From their position on the edge of China’s largest desert, Hotan cotton production have long used agricultural technologies to get the best out of what they produce, including drip irrigation which allows water to drip slowly to the roots of plants.
By Feng Yilei
Good amounts of water and fertile soil are necessary to grow high-quality cotton. In northwest China’s Xinjiang Uygur Autonomous Region, abundant sunlight, dry air and big temperature differences between day and night give the local cotton its outstanding texture and appearance. But irrigation was once a challenge in oasis areas, meaning Xinjiang farmers needed to find a way forward.
From their position on the edge of China’s largest desert, Hotan cotton production have long used agricultural technologies to get the best out of what they produce, including drip irrigation which allows water to drip slowly to the roots of plants. Farmers plant cottonseed at the same time as they cover plowed cotton fields with specialized plastic film. They understand better than anyone else how precious the water and soil are.
Local cotton farmer Li Ming said he had seen an increase in the efficiency of fertilizer after adopting drip irrigation and fertigation techniques that significantly boost yields.
“Cotton directly absorbs from the root and does not waste anything,” Li explained.
Last year, China’s National Agricultural Technology Extension & Service Center issued special irrigation guidelines for Xinjiang aimed not only at reducing the loss of water and soil, but also focusing on the harvest. The region has seen increasing cotton yield per hectare since last year, as new planting techniques are developed and promoted.
“In the past, the cotton we planted in the flood irrigation area was a little yellow, but now the cotton we irrigate with drip irrigation is white and good,” said cotton farmer Mamat Abla Ablimit, adding that high quality means higher prices and income.
As cotton production shifts gradually from manual to mechanized, so too have the pace of work and living conditions of local cotton farmers changed, Ablimit said. What they need to do in the busy spring planting season now is to look after the plowing and sowing machines and replenish drip tape, film and seed.
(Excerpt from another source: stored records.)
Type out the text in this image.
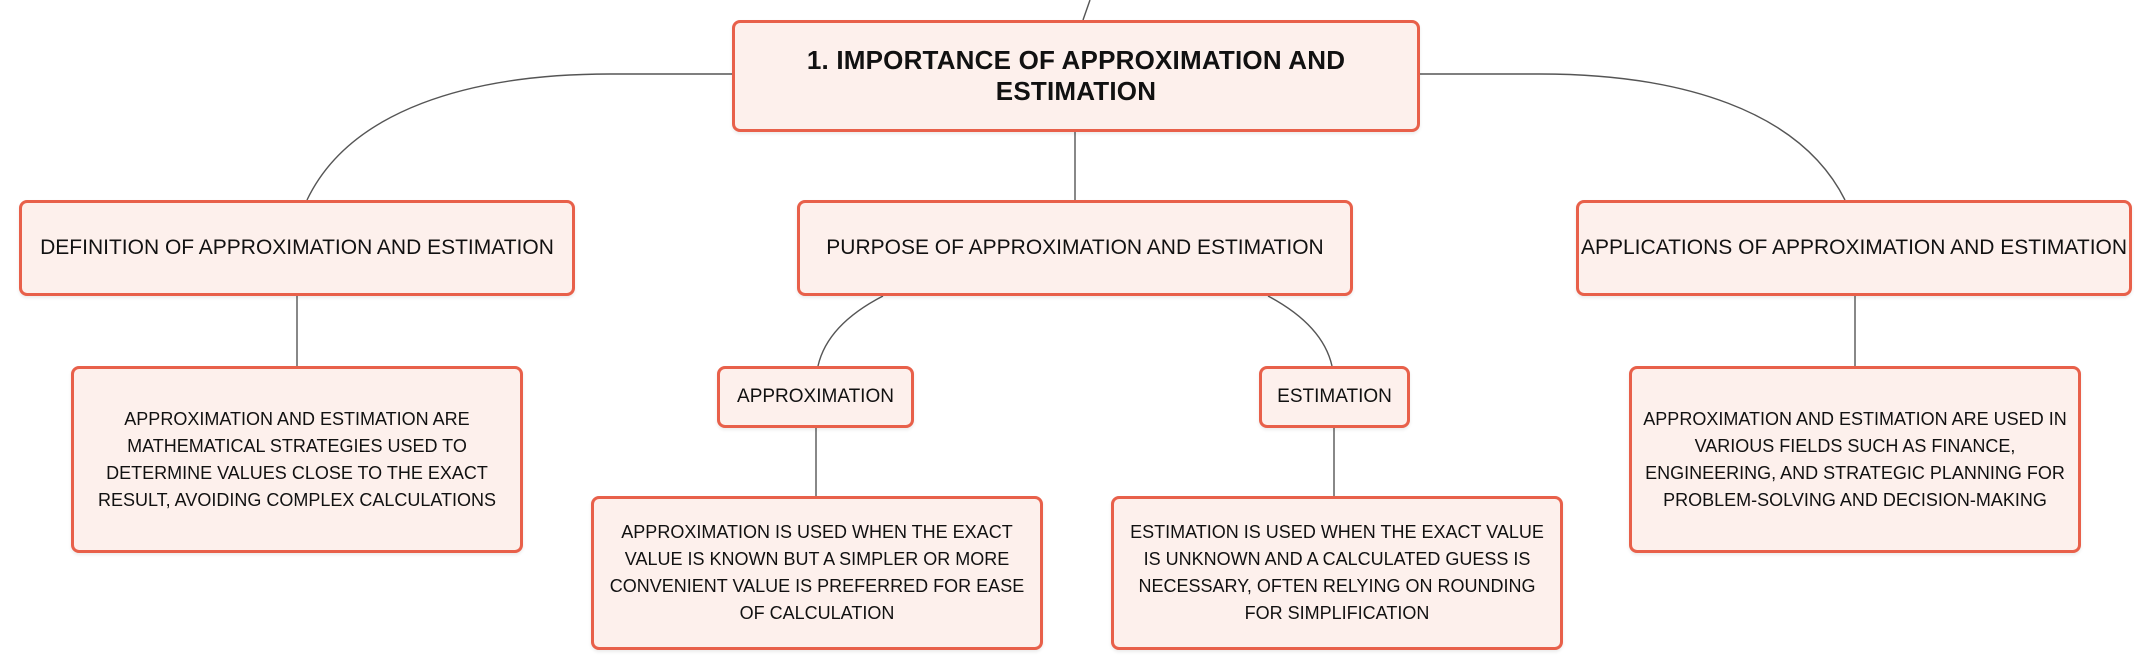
1. IMPORTANCE OF APPROXIMATION AND ESTIMATION
DEFINITION OF APPROXIMATION AND ESTIMATION	PURPOSE OF APPROXIMATION AND ESTIMATION	APPLICATIONS OF APPROXIMATION AND ESTIMATION
APPROXIMATION	ESTIMATION
APPROXIMATION AND ESTIMATION ARE MATHEMATICAL STRATEGIES USED TO DETERMINE VALUES CLOSE TO THE EXACT RESULT, AVOIDING COMPLEX CALCULATIONS
APPROXIMATION IS USED WHEN THE EXACT VALUE IS KNOWN BUT A SIMPLER OR MORE CONVENIENT VALUE IS PREFERRED FOR EASE OF CALCULATION
ESTIMATION IS USED WHEN THE EXACT VALUE IS UNKNOWN AND A CALCULATED GUESS IS NECESSARY, OFTEN RELYING ON ROUNDING FOR SIMPLIFICATION
APPROXIMATION AND ESTIMATION ARE USED IN VARIOUS FIELDS SUCH AS FINANCE, ENGINEERING, AND STRATEGIC PLANNING FOR PROBLEM-SOLVING AND DECISION-MAKING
“There are fewer workers but we have more income. It usually took at least four to five people to work on such a large piece of land for ridging and topping. Now it’s very easy for only one to do so,” said the Uygur cotton farmer, who was totally unaware that he and his peers were involved in “forced labor” allegations by certain companies in the West.
There are other considerable efforts in Hotan to maintain a balance between the economic benefits of cotton and residents’ long-term well-being. For one, producers keep cotton fields small and scattered. This leaves room for trees – a natural barrier against sandstorms that slow down desertification.
It’s reported that Chinese companies have been working with other major cotton producers overseas that face the same challenges, like Uzbekistan, which plans to introduce modern water-saving technologies on 200,000 hectares of land each year.
Cao Huiqing, a senior leader of the China Cotton Association, said Xinjiang’s cotton producers have joined the Stockholm Convention. He pointed out that the convention holds an even higher standard than the Better Cotton Initiative, the organization that’s asked its members to boycott Xinjiang cotton products.